/AnMtgsAbsts2009.55017 Transition From ANOVA to AMMI Analysis to Improve Accuracy and Reporting of NTEP Data.

Monday, November 2, 2009: 11:30 AM
Convention Center, Room 316, Third Floor

Jeffrey Ebdon, 12F Stockbridge Hall, Univ. of Massachusetts, Amherst, MA, Kevin Morris, Natl. Trufgrass Federation, Inc., Beltsville, MD and Hugh G. Gauch, Cornell Univ., Ithaca, NY
Abstract:
Data from the National Turfgrass Evaluation Program (NTEP) is used for making planting recommendations at the cultivar level based on field trials conducted in the USA and Canada. The NTEP Policy Committee voted to incorporate the additive main effect and multiplicative interaction (AMMI) model into data analysis of all new NTEP trials. AMMI satisfies a fundamental objective established by the NTEP Policy Committee, which is to enhance the quality and scientific merit of data analysis and reporting. The decision to transition from the standard analysis of variance (ANOVA) to AMMI is based on NTEP sponsored research including 2 years of modeling and 5 years of field validation comparing the accuracy of AMMI adjusted means with ANOVA cell means (means averaged over replicates). The use of AMMI by NTEP is a major departure from the competing ANOVA procedures. ANOVA presumes the cell means model is the most accurate in predicting turfgrass quality performance, which is the basis of cultivar recommendations. Unlike ANOVA, AMMI analysis requires two steps, (i) model validation to identify the optimal model and (ii), data fitting to compute AMMI adjusted means. AMMI achieves two important goals as it relates to NTEP objectives, (i) AMMI increases accuracy and simplifies recommendations by reducing the number of winners and (ii), AMMI assisted Mega-Environment Analysis (MGA) allows the ordering of NTEP test locations into homogenous groups according to interaction patterns.
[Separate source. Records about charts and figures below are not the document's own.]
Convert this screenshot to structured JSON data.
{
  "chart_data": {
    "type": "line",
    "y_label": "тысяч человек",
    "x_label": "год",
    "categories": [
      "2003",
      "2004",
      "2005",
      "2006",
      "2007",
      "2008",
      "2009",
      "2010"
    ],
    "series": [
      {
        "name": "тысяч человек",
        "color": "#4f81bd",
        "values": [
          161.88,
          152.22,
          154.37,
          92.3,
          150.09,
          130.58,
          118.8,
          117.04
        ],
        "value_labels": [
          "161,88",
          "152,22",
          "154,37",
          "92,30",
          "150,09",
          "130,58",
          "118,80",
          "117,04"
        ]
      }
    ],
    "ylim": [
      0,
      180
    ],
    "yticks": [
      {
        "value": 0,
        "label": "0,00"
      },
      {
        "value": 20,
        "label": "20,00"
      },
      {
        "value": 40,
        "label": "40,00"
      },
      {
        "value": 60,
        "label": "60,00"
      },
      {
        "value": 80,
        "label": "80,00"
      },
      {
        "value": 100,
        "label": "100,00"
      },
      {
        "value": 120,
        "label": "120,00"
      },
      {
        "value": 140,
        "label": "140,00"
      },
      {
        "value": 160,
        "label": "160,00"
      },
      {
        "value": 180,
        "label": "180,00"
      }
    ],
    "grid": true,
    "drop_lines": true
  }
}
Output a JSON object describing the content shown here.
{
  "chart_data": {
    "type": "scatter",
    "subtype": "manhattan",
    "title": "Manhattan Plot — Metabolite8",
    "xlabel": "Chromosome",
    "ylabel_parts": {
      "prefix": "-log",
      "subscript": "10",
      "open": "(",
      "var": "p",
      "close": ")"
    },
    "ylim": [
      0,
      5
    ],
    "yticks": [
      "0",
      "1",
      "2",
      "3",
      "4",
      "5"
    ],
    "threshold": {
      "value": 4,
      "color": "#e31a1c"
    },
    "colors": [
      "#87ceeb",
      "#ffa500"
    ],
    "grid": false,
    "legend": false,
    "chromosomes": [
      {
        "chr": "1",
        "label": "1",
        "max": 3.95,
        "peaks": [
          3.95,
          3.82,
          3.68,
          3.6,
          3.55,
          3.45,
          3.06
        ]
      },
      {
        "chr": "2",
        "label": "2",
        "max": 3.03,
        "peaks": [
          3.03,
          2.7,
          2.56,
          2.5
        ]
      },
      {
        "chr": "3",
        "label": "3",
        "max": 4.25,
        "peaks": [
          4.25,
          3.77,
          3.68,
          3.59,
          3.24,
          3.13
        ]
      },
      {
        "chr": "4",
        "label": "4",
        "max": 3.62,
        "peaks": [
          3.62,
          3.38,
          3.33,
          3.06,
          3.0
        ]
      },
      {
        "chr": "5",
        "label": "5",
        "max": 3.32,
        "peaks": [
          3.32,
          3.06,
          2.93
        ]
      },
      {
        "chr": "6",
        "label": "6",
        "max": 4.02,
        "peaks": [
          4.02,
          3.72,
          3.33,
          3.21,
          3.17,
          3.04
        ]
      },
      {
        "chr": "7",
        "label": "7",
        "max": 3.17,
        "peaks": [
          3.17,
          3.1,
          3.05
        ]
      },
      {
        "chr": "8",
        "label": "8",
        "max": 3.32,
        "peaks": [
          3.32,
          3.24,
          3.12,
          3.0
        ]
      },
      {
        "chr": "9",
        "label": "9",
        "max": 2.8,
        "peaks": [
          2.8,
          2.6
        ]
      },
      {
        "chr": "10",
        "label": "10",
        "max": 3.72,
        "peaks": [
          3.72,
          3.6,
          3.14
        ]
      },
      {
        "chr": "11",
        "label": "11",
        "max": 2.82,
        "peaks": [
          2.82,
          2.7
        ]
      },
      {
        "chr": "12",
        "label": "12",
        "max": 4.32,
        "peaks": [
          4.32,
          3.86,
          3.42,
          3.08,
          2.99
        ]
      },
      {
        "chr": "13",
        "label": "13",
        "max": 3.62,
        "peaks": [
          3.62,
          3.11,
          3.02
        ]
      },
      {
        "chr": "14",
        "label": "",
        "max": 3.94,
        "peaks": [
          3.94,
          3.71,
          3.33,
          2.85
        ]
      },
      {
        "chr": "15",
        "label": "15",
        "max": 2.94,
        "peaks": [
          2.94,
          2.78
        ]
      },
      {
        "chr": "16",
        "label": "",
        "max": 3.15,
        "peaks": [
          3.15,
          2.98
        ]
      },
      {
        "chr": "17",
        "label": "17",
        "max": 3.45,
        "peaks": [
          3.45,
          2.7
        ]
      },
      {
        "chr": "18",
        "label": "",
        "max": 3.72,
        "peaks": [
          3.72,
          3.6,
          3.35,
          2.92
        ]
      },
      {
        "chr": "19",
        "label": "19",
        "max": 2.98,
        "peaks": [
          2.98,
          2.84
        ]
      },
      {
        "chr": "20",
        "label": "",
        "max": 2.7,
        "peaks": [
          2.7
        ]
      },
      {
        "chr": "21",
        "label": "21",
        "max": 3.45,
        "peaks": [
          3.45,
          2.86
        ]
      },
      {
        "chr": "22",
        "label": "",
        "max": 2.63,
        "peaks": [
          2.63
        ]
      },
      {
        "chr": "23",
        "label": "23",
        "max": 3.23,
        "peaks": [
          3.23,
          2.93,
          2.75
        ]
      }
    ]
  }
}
AMMI-MGA permits the same cultivars to be recommended to all locations of the same mega-environment. Further, means averaged over locations from the same mega-environment exhibit good predictive value for all locations, further simplifying cultivar recommendations. This is a major departure in the reporting of NTEP data from previous arbitrary groupings according to climatic, geographic or cultural factors and from previous policies that assume averaging over locations is unreliable for developing planting recommendations.